Oleh : Farid Ridwanullah
"Akhir Dari pemikiran Adalah pergerakan Dan Akhir Dari pergerakan Adalah pemikiran"
(Abdu Rahman Ibnu Khaldun, Muqaddimah)
Upaya memikirkan dan memajukan PII telah lama ditunggu-tunggu. Telah
lama kita terjebak dalam kubangan ketidakjelasan gerakan karena visi
dan misi tidak di ilmui serta tidak dijadikan pijakan dalam setiap
gerakan lembaga. sejak kelahirannya PII senantiasa menorehkan tinta
emas sejarah bagi agama, bangsa dan Negara. Tinta emas tersebut dapat
kita saksikan dan rasakan secara kolektif, banyaknya kader-kader PII
yang "bertebaran" diberbagai institusi keummatan dan menjadi think
thank, menunjukan bahwa system dan perangkat kaderisasi PII telah
berhasil membentuk manusia-manusia yang siap berhadapan dengan
realitas dizamannya walaupun system tersebut masih terus dalam tahap
penyempurnaan.
Mengamini apa yang disampaikan oleh Ridho, Ketum PW PII Jogjakarta,
secara ontologis PII perlu melakukan rethinking dan remaining (saya
lebih suka membahasakannya rekonstruksi) terhadap berbagai perangkat
keber'ada'annya ditengah realitas yang terus bergerak tak terbendung
ini. Kemalasan untuk melakukannya menyebabkan kita merasa tersiksa dan
tidak betah dalam dalam dunia yang terus berubah, semakin maju dan
semakin canggih setiap harinya. Me-rethinking dan me-remaining
janganlah dimaknai mendekonstruksi pelbagai perangkat keber'ada'an
PII, semangat itu harus dimaknai sebagai aktifitas merenungkan,
menafsirkan dan menerjemahkan visi dan misi PII dalam ruang dan waktu
yang senantiasa berubah dan terus berubah. Semangat dan aktifitas
seperti inilah yang akan membawa PII menemukan eksistensinya ditengah
kepungan realitas diluar dirinya.
Dalam doktrin Islam kita mengenal konsep ijtihad sebagai aktifitas
intelektual yang kreatif ditengah realitas yang terus berubah. Dalam
rekaman sejarah idealitas nilai ajaran islam yang bersifat perennial
dan absolute senatiasa sanggup berdialog dengan realitas empiris yang
bersifat relatif. Adalah Umar Bin Khattab sosok yang memulai tradisi
praksis ijtihad pada zamannya. Ia mampu menangkap semangat ajaran
islam yang bersifat parrenial dan metahistoris serta mampu
menerjemahkannya sesuai dengan tuntutan zamannya. Ia adalah pribadi
cerdas yang berani melakukan aktifitas tafsir terhadap teks-teks al
qur'an dan sunnah tanpa terjebak kepada makna literal dan harfiahnya.

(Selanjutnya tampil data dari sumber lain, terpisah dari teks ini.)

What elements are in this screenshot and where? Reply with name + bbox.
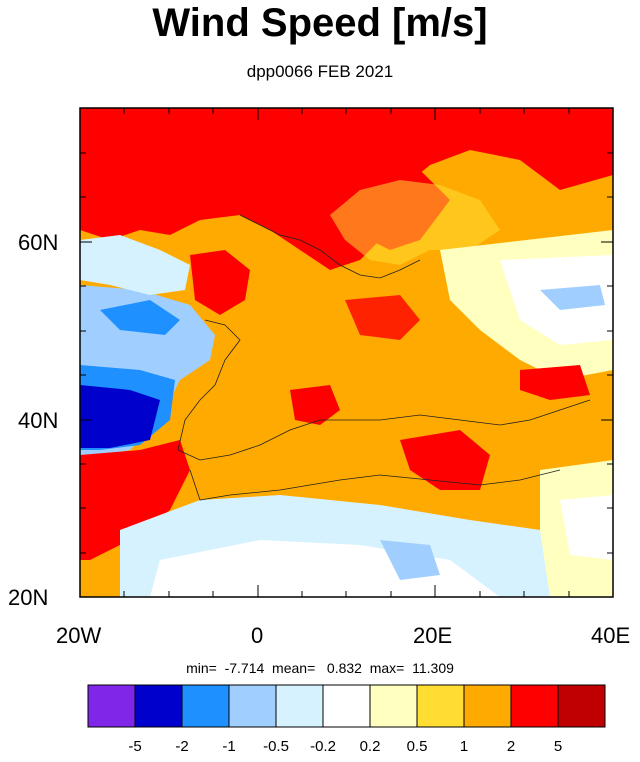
colorbar-swatch [134,684,183,728]
colorbar-swatch [322,684,371,728]
colorbar-swatch [510,684,559,728]
colorbar-label: -0.2 [310,738,336,755]
y-tick-label-40n: 40N [18,408,59,433]
colorbar-swatch [87,684,136,728]
stats-line: min= -7.714 mean= 0.832 max= 11.309 [186,660,454,676]
colorbar [87,684,606,728]
colorbar-swatch [181,684,230,728]
x-tick-label-20e: 20E [413,623,453,648]
colorbar-label: 0.2 [359,738,381,755]
colorbar-label: 1 [459,738,469,755]
colorbar-label: 2 [506,738,516,755]
colorbar-swatch [557,684,606,728]
colorbar-swatch [463,684,512,728]
y-tick-label-60n: 60N [18,230,59,255]
colorbar-label: -1 [222,738,236,755]
colorbar-swatch [416,684,465,728]
colorbar-label: -2 [175,738,189,755]
x-tick-label-40e: 40E [591,623,631,648]
colorbar-label: -5 [128,738,142,755]
y-tick-label-20n: 20N [8,585,49,610]
x-tick-label-0: 0 [251,623,264,648]
map-title: Wind Speed [m/s] [152,1,488,45]
colorbar-label: 5 [553,738,563,755]
colorbar-swatch [275,684,324,728]
colorbar-swatch [369,684,418,728]
colorbar-swatch [228,684,277,728]
colorbar-label: -0.5 [263,738,289,755]
x-tick-label-20w: 20W [56,623,102,648]
colorbar-label: 0.5 [406,738,428,755]
map-subtitle: dpp0066 FEB 2021 [246,62,394,81]
wind-speed-field [80,108,613,597]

Bahkan keberaniannya itu terkadang menimbulkan kontroversi bagi
sahabatnya yang lain, semisal Bilal Bin Rabah yang notabene bekas
budak. keberanian umar tersebut sangat dihargai dan diapresiasi oleh
sahabat-sahabat lainnya yang pernah belajar kepada Nabi. Diantara
produk ijtihad umar yang dapat kita lacak dalam berbagai literatur
adalah kodifikasi Mushaf Al Qur'an, adzan jum'ah 2 kali, ghanimah yang
dibagikan kepada penduduk lokal dan tidak dibagikan kepada tentara
muslim, shalat tarawih berjama'ah, dan masih banyak lagi. Pernah suatu
waktu Umar beradu argumen dengan Bilal terkait ijtihad-ijtihadnya yang
menurut bilal bertentangan dengan Al Qur'an dan sunnah, Umar pun
tidak bisa menangkap alur logika bilal yang cendrung emosional,
sehingga akhirnya Umar berdoa "ya Allah jauhkanlah aku dari Bilal dan
teman-temannya (yang sependirian dengannya)". Terlepas dari
kontroversi produk ijtihadnya, sejarah mencatat bahwa pada periode
Umar lah agama Islam mengalami kemajuannya yang luar biasa. Ada sebuah
hadis yang menarik kita perhatikan, hadis itu berbunyi "kalaulah ada
nabi setelahku (Nabi Muhammad SAW), maka pastiah Umar Bin Khattab
orangnya" (Al Hadits). Hadis tersebut menunjukan bentuk penghargaan
dan apresiasi nabi terhadap sosok umar yang cerdas dan berani dalam
menafsirkan ajaran-ajaran Islam yang sesuai dengan tantangan zamannya.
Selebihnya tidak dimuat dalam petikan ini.